Das Institut für Festkörperphysik verwendet auch die Grundgleichungen der Quantentheorie, um die Eigenschaften verschiedener Materialien zu berechnen. Dies erfordert oft hochkomplexe Computersimulationen, für die hochparallele Supercomputer eingesetzt werden. Es werden auch Experimente zu grundlegenden Fragen der Quantenforschung durchgeführt - zum Beispiel mit Quantenmaterialien im Mikro-Kelvin-Labor, die ihr Verhalten bei knapp unter null Kelvin dramatisch verändern.

Verdünnungskühlgerät im Wiener Mikrokelvin-Labor

Foto: TU Wien

Die Quantenforschung ist auch ein zentraler Schwerpunkt des Instituts für Angewandte Physik der TU Wien. So werden beispielsweise die Eigenschaften von Oberflächen auf atomarer Ebene untersucht, um zu entschlüsseln, welche atomaren physikalischen Effekte die Wirksamkeit von Katalysatoren beeinflussen. Das Forschungsgebiet der Oberflächenphysik spielt auch in der Kernfusionsforschung eine wichtige Rolle: In Fusionsreaktoren wie ITER in Frankreich muss man genau wissen, wie hochenergetische Quantenteilchen mit dem Material der Reaktorwand interagieren, um vorherzusagen, ob die Reaktorwand dem Teilchenbeschuss standhalten kann.

Chemie, Elektronik, Photonik - und der Nobelpreis

Natürlich ist die Quantenforschung an der TU Wien nicht ausschließlich auf den Bereich der Physik beschränkt. Die Quantentheorie ist auch in der aktuellen Grundlagenforschung auf dem Gebiet der Chemie von entscheidender Bedeutung - zum Beispiel in der Materialchemie, wenn man den genauen Mechanismus chemischer Reaktionen auf verschiedenen Materialoberflächen erklären will. Oder in der theoretischen Chemie, wo neue Technologien entwickelt werden, um chemische Reaktionen durch Berechnung vorherzusagen - jetzt auch mit Methoden der künstlichen Intelligenz.
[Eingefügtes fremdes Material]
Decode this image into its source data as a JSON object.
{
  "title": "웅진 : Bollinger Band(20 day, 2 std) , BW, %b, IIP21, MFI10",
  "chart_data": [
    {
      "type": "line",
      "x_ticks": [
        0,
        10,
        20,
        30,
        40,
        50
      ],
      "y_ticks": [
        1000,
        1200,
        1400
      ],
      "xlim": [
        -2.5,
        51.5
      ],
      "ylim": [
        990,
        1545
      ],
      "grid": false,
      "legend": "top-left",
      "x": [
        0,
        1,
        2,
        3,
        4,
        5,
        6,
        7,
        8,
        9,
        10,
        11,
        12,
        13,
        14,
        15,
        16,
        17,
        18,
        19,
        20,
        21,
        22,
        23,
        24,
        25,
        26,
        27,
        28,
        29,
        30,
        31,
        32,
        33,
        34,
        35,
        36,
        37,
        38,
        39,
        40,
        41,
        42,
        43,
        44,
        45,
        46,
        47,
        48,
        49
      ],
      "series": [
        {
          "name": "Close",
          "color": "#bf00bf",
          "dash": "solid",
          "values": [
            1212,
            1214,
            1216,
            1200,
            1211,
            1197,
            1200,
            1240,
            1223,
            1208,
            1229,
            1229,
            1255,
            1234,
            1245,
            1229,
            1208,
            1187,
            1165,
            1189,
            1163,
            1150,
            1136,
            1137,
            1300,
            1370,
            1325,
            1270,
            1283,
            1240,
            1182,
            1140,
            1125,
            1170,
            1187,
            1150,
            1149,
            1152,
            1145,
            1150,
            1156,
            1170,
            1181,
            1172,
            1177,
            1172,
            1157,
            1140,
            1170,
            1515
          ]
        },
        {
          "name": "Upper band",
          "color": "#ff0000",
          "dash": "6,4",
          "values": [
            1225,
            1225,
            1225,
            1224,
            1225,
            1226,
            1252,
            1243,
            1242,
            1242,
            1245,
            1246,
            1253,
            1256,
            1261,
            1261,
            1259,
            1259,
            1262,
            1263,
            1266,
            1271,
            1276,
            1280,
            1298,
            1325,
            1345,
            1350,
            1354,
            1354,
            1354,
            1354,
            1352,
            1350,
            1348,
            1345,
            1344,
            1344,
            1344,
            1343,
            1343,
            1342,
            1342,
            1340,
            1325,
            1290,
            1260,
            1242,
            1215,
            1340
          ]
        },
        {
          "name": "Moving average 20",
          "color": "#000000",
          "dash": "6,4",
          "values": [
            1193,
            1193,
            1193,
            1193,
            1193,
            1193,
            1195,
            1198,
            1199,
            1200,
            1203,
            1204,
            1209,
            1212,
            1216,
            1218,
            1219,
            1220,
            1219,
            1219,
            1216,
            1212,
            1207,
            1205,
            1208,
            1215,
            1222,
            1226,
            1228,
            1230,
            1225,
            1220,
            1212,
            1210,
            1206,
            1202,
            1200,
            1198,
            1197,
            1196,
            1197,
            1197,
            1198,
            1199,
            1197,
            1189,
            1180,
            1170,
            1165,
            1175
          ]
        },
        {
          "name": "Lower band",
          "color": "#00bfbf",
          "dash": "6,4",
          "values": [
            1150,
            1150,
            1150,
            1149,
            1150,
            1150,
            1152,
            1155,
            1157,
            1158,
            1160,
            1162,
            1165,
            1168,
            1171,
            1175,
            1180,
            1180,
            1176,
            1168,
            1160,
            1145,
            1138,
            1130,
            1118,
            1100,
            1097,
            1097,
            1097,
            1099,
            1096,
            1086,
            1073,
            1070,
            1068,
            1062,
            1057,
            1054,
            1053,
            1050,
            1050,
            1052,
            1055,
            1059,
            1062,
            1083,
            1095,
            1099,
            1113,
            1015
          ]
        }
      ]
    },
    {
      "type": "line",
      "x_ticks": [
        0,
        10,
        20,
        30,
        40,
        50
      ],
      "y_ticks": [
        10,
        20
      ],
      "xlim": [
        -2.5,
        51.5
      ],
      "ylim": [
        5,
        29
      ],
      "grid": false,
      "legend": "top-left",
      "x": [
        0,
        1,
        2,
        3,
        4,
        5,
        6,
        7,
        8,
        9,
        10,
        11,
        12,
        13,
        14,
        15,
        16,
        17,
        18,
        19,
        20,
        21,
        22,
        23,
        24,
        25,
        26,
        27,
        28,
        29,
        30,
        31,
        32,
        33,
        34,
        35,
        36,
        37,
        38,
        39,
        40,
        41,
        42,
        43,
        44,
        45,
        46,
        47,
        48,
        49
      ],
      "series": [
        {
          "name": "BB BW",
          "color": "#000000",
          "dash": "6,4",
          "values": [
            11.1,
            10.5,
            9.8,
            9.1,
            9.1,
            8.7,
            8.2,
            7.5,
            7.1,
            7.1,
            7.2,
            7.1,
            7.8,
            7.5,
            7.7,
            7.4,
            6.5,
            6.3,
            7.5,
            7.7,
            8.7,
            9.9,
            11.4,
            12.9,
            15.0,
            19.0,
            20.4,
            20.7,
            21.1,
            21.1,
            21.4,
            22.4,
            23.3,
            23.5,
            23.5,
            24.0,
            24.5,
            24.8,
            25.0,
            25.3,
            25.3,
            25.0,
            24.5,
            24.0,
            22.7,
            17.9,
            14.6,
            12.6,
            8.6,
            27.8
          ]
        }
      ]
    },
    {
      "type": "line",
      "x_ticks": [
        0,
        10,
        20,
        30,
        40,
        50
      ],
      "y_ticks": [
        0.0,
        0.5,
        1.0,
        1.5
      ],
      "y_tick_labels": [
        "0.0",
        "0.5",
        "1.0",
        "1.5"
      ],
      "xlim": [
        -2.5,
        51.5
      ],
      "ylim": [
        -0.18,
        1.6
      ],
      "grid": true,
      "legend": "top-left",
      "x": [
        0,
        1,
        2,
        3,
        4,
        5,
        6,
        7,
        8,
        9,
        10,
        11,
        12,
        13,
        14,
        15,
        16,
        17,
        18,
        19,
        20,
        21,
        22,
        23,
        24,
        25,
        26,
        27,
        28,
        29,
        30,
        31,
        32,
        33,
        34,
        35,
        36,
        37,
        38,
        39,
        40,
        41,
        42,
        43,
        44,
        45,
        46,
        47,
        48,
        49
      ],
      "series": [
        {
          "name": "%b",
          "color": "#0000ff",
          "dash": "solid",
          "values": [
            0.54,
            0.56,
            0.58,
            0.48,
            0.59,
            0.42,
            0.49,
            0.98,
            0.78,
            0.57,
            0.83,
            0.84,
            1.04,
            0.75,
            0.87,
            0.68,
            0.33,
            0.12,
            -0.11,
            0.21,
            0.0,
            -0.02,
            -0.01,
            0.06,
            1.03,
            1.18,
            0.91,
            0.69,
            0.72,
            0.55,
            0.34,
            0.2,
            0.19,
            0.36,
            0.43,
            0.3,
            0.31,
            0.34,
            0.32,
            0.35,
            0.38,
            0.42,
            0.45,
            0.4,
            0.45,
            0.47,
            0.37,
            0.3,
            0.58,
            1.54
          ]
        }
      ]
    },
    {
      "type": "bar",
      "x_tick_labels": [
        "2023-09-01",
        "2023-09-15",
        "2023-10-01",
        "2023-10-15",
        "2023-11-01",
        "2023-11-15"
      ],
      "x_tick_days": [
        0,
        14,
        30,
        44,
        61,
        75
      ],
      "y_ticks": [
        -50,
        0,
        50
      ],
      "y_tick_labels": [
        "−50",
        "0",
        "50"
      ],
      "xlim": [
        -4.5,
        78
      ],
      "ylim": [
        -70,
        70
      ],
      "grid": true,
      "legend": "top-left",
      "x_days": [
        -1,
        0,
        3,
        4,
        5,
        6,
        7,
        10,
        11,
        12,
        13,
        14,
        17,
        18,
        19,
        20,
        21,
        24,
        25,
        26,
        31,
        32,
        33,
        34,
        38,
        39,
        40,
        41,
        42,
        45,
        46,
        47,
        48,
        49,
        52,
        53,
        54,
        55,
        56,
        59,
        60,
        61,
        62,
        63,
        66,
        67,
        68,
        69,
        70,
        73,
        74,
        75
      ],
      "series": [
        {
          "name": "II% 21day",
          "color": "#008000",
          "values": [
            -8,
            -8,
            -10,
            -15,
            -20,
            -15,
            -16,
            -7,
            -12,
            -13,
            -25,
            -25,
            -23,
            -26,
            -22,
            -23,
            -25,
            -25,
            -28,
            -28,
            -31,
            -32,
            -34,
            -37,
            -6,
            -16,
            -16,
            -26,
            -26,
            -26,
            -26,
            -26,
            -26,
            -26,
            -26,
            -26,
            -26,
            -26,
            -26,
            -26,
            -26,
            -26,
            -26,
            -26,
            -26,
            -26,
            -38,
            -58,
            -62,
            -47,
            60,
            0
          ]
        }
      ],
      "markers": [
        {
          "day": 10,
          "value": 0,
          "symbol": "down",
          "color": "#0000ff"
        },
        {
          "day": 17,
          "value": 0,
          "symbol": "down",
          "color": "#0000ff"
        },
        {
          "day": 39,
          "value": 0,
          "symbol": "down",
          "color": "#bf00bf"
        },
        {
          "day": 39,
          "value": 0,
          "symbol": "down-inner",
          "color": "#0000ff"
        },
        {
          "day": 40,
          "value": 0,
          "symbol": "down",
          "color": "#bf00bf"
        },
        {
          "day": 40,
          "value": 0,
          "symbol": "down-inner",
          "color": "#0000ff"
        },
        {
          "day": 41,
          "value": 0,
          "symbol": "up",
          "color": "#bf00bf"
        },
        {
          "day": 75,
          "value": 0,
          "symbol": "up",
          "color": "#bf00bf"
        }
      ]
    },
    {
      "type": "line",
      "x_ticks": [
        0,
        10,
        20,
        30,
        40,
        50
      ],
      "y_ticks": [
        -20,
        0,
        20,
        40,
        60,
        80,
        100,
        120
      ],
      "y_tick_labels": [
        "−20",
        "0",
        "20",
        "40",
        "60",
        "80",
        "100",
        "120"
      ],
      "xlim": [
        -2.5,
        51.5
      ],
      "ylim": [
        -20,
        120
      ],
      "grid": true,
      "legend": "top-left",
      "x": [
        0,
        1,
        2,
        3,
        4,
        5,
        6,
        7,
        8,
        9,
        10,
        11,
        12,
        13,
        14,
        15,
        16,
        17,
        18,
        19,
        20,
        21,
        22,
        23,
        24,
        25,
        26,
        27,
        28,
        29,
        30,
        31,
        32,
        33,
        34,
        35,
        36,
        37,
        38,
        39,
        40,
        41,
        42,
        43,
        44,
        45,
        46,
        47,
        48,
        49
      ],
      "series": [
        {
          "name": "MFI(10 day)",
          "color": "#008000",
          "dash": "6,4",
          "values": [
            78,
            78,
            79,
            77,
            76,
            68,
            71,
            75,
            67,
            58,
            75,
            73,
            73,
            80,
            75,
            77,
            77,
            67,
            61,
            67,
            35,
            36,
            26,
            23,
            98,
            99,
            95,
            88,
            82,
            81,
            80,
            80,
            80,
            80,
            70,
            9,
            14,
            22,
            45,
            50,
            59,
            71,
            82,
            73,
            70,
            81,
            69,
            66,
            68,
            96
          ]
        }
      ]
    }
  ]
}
Die Quantenforschung ist auch zu einem integralen Bestandteil der Elektrotechnik geworden, wo Halbleiter-Nanostrukturen oder sogenannte "künstliche Atome" aus neuartigen zweidimensionalen Materialien entwickelt werden. Die Möglichkeiten der Quantentheorie können genutzt werden, um bestimmte elektronische Effekte zu erzeugen (z.B. im Bereich der Spintronik) und neuartige Lichtquellen zu entwickeln - z.B. maßgeschneiderte Quantenkaskadenlaser, die ganz bestimmte Wellenlängen des Lichts aussenden. Es werden neue Methoden entwickelt, um Quantensysteme gezielt zu steuern, und neue Arten von Quantensensoren ermöglichen hochpräzise Messungen.

Prof. Ferenc Krausz forschte in den 1990er Jahren am Photonics Institute und brach dabei Weltrekorde: Mit Tricks aus der Quantenphysik gelang es ihm, die kürzesten Lichtpulse der Welt zu erzeugen und damit das Verhalten von Elektronen in Atomen zu untersuchen. Für diese Arbeit, die er mit seinem Team im Photoniklabor in der Wiener Gusshausstraße durchgeführt hatte, wurde er 2023 mit dem Nobelpreis für Physik ausgezeichnet.